Endüstriyel tarımın açgözlü şekilde büyümesi, çiftiler ve tarım işçileri için devletin alternatif bir kuruluş sağlama inisiyatifinden yoksunluğu, gıda fiyatlarında enflasyon; tüm bunlar daha fazla çiftçi intiharına, daha fazla göçe, daha fazla yıkıma yol açacak. Bu aynı zamanda gıda isyanına; gıda fiyatları yükseldiğinde patlak veren başkaldırıya yol açabilir. Bu tür başkaldırıların Mısır’da ekmek isyanından Haiti’deki yakıt isyanına kadar pek çok örneği var. Bu isyanların muhakkak alternatif tarihin kapısını aralaması gerekmez. Bunlar sıklıkla, çaresiz insanların tarih onların etrafını sarmadan aldığı son nefestir.

İkinci yol yeni bir tarihe doğru götürüyor. Geçen hafta, Yeni Delhi’de, solun örgütlediği iki büyük yürüyüş gerçekleşti. İlki 4 Eylül’de, kadınları kentte buluşturdu. Talepleri iş ve onur; kadına karşı şiddetin ve açlığın son bulmasıydı. Eylemlerin ikincisi, endüstri ve tarım işçileriyle birlikte çiftçileri kentte buluşturdu. Kalabalıkta yerini alanların birçoğu 4 Eylül’deki yürüyüşe de katılmıştı. Aşağı yukarı aynı şeyi talep ettiler, devlete, fiyatları kontrol etmesi ve Hindistan tarımı için yeni bir taban oluşturması yönünde baskı yaptılar.

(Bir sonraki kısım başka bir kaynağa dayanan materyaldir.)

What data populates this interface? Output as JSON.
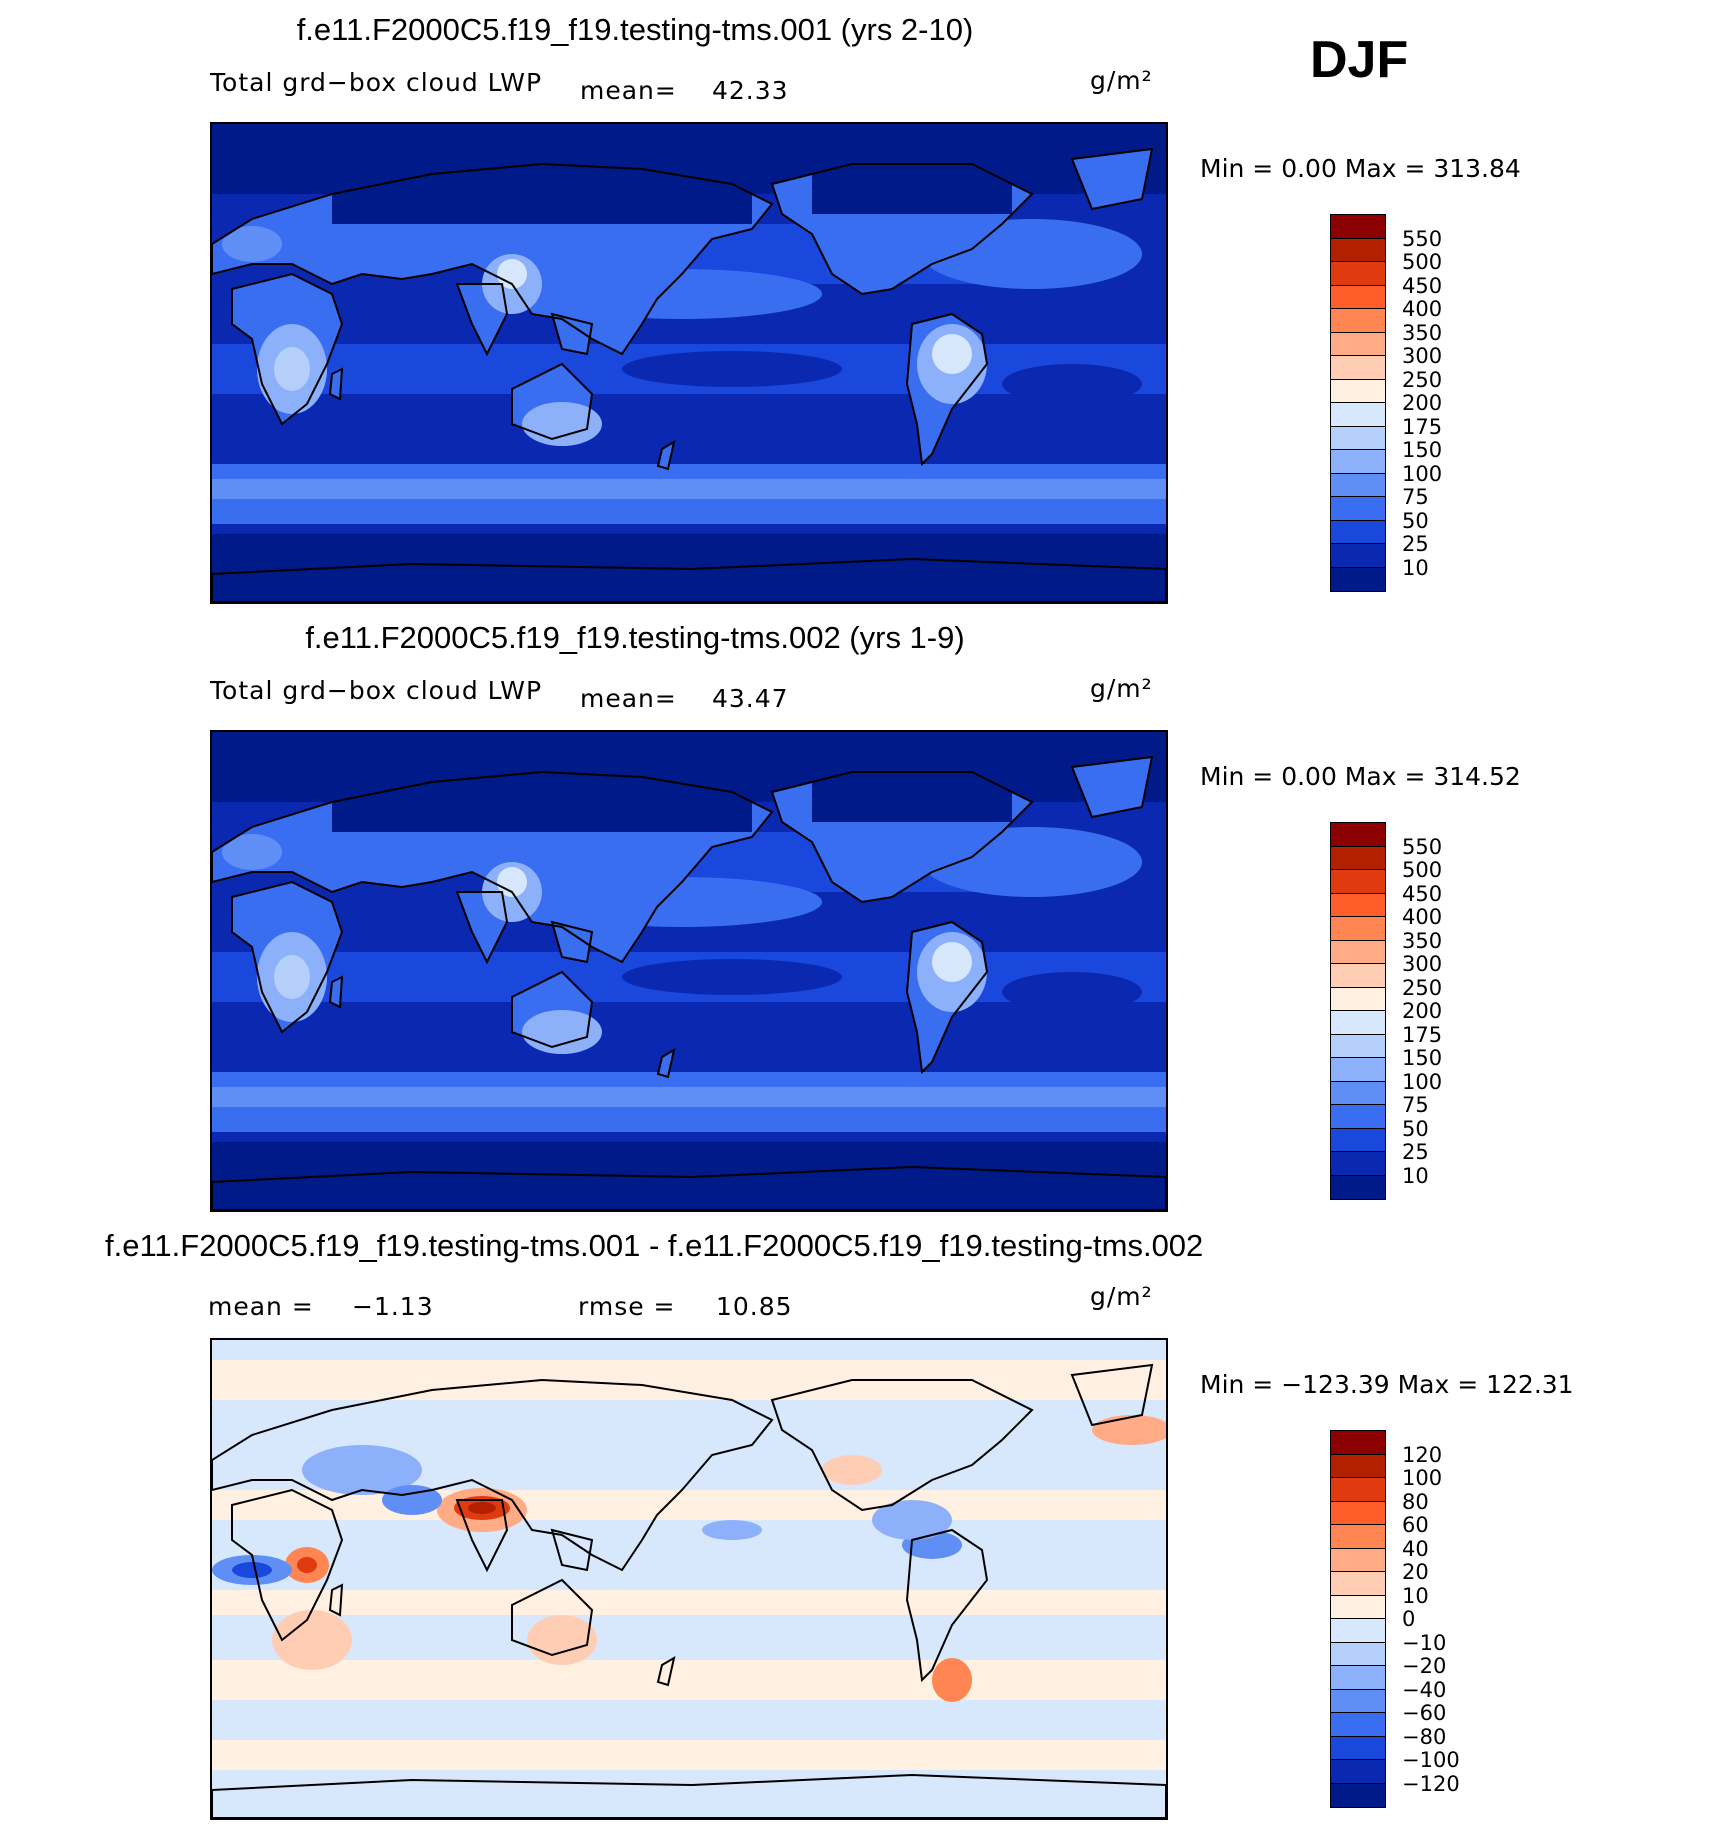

Tarım işçileri ve çiftçiler basit bir soru soruyor: Devletin, toprağı işleyen ve tekelci firmaların akıl dışı yıkımıyla karşı karşıya kalan işçilere; toprak, kredi ve adil fiyat sağlaması gerekmez mi? Açlığı bitirecek olan ne? Ne BM’nin boş sözleri ne de tekelci firmaların kırsala doğru genişlemeleri. Sorumluluk halk hareketlerinde, yavaşça büyüttükleri politik güç, açlıkla ilgili tartışmanın koşullarını değiştirmeli.

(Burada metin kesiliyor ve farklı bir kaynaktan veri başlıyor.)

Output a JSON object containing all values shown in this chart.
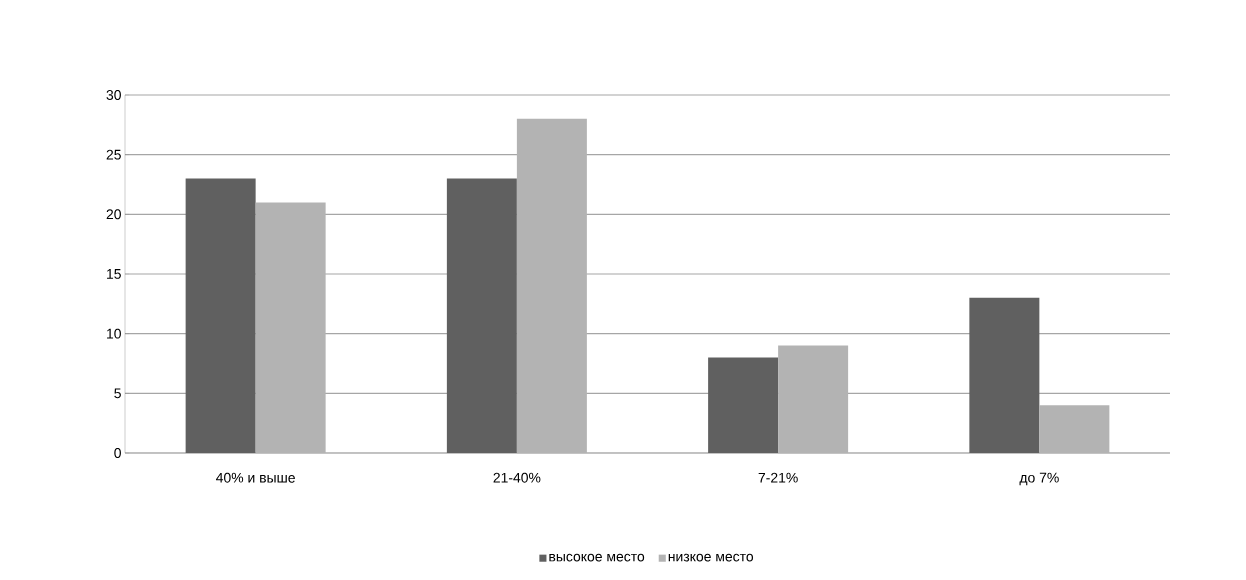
{
  "chart_data": {
    "type": "bar",
    "categories": [
      "40% и выше",
      "21-40%",
      "7-21%",
      "до 7%"
    ],
    "series": [
      {
        "name": "высокое место",
        "color": "#606060",
        "values": [
          23,
          23,
          8,
          13
        ]
      },
      {
        "name": "низкое место",
        "color": "#b3b3b3",
        "values": [
          21,
          28,
          9,
          4
        ]
      }
    ],
    "ylim": [
      0,
      30
    ],
    "yticks": [
      0,
      5,
      10,
      15,
      20,
      25,
      30
    ],
    "grid": "y",
    "legend": "bottom"
  }
}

Tarımın ritmini kavrayan bir ekonomik politikanın ortaya konulmasındansa verimin ve pazarın sabitlenmesi (ki bunlar tekelci firmaların gücünü örtmek için kullanılan şifreli sözcükler), ancak büyük firmalar için kâr üretebilir, halk için gıda değil…

Açlık; yoksulun kafasındaki o daimi ses, susturulmalı. Açlığın hakimiyetiyle barışabilenler, sadece insanlıklarını kaybetmiş olanlardır.